For further information about transformation streams:
node.js stream api
this wonderful guide by substack
this post from strongloop
Lastly, see if you can use any of the million node.js crawlers already out there :-) take a look at these search results on npm
According to the http module help 'get' does not return the response body
This is modified from the request example on the same page
What you need to do is process the response with in the callback (function) passed into http.request so it can be called when it is ready (async)
var http = require('http')
var fs = require('fs')
var localFile = 'tmp/scraped_site_.html'
var file = fs.createWriteStream(localFile)
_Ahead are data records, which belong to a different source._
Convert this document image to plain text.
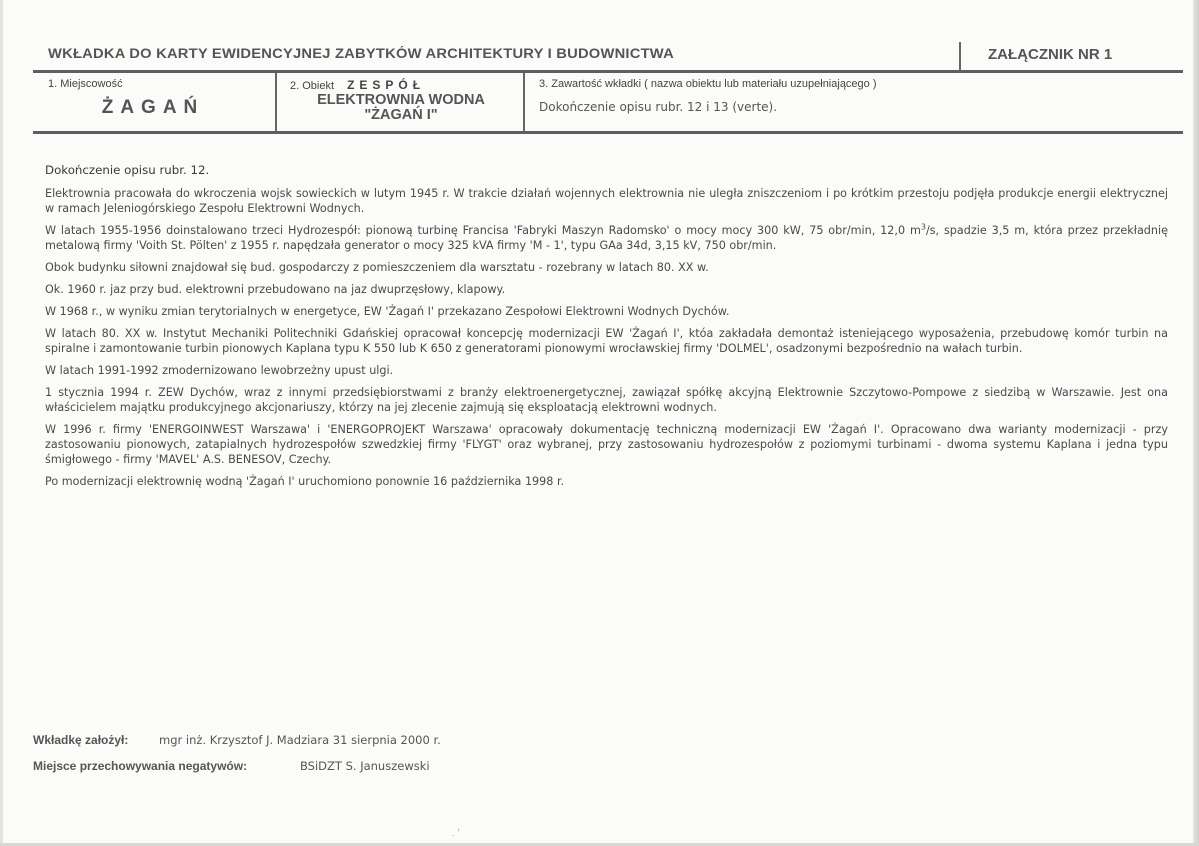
WKŁADKA DO KARTY EWIDENCYJNEJ ZABYTKÓW ARCHITEKTURY I BUDOWNICTWA	ZAŁĄCZNIK NR 1
1. Miejscowość
ŻAGAŃ
2. Obiekt ZESPÓŁ
ELEKTROWNIA WODNA
"ŻAGAŃ I"
3. Zawartość wkładki ( nazwa obiektu lub materiału uzupełniającego )
Dokończenie opisu rubr. 12 i 13 (verte).

Dokończenie opisu rubr. 12.

Elektrownia pracowała do wkroczenia wojsk sowieckich w lutym 1945 r. W trakcie działań wojennych elektrownia nie uległa zniszczeniom i po krótkim przestoju podjęła produkcje energii elektrycznej w ramach Jeleniogórskiego Zespołu Elektrowni Wodnych.

W latach 1955-1956 doinstalowano trzeci Hydrozespół: pionową turbinę Francisa 'Fabryki Maszyn Radomsko' o mocy mocy 300 kW, 75 obr/min, 12,0 $m^3/s$, spadzie 3,5 m, która przez przekładnię metalową firmy 'Voith St. Pölten' z 1955 r. napędzała generator o mocy 325 kVA firmy 'M - 1', typu GAa 34d, 3,15 kV, 750 obr/min.

Obok budynku siłowni znajdował się bud. gospodarczy z pomieszczeniem dla warsztatu - rozebrany w latach 80. XX w.

Ok. 1960 r. jaz przy bud. elektrowni przebudowano na jaz dwuprzęsłowy, klapowy.

W 1968 r., w wyniku zmian terytorialnych w energetyce, EW 'Żagań I' przekazano Zespołowi Elektrowni Wodnych Dychów.

W latach 80. XX w. Instytut Mechaniki Politechniki Gdańskiej opracował koncepcję modernizacji EW 'Żagań I', któa zakładała demontaż isteniejącego wyposażenia, przebudowę komór turbin na spiralne i zamontowanie turbin pionowych Kaplana typu K 550 lub K 650 z generatorami pionowymi wrocławskiej firmy 'DOLMEL', osadzonymi bezpośrednio na wałach turbin.

W latach 1991-1992 zmodernizowano lewobrzeżny upust ulgi.

1 stycznia 1994 r. ZEW Dychów, wraz z innymi przedsiębiorstwami z branży elektroenergetycznej, zawiązał spółkę akcyjną Elektrownie Szczytowo-Pompowe z siedzibą w Warszawie. Jest ona właścicielem majątku produkcyjnego akcjonariuszy, którzy na jej zlecenie zajmują się eksploatacją elektrowni wodnych.

W 1996 r. firmy 'ENERGOINWEST Warszawa' i 'ENERGOPROJEKT Warszawa' opracowały dokumentację techniczną modernizacji EW 'Żagań I'. Opracowano dwa warianty modernizacji - przy zastosowaniu pionowych, zatapialnych hydrozespołów szwedzkiej firmy 'FLYGT' oraz wybranej, przy zastosowaniu hydrozespołów z poziomymi turbinami - dwoma systemu Kaplana i jedna typu śmigłowego - firmy 'MAVEL' A.S. BENESOV, Czechy.

Po modernizacji elektrownię wodną 'Żagań I' uruchomiono ponownie 16 października 1998 r.

Wkładkę założył:	mgr inż. Krzysztof J. Madziara 31 sierpnia 2000 r.
Miejsce przechowywania negatywów:	BSiDZT S. Januszewski
. ׳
var req = http.request('http://www.google.com.au', function(res) {
res.pipe(file)
res.on('end', function(){
file.end()
fs.readFile(localFile, function(err, buf){
console.log(buf.toString())
})
})
})
req.on('error', function(e) {
console.log('problem with request: ' + e.message)
})
req.end();
EDIT
I updated the example to read the file after it is created. This works by having a callback on the end event of the response which closes the pipe and then it can reopen the file for reading. Alternatively you can use
req.on('data', function(chunk){...})
to process the data as it arrives without putting it into a temporary file
My impression is that you serializing a js object into JSON by reading it from a stream that's downloading a file containing HTML. This is do-able yet hard. Its difficult to know when you're search expression is found because if you parse as the chunks come in then you never know if you received only context and you could never find what you're looking for because it was split into 2 or many parts which were never analyzed as a whole.
You could try something like this:
http.request('u/r/l',function(res){
res.on('data',function(data){
//parse data as it comes in
}
});
This allows you to read data as it comes in. You can handle it to save to disc, db, or even parse it if you accumulated the contents within the script tags into a single string then parsed objects in that.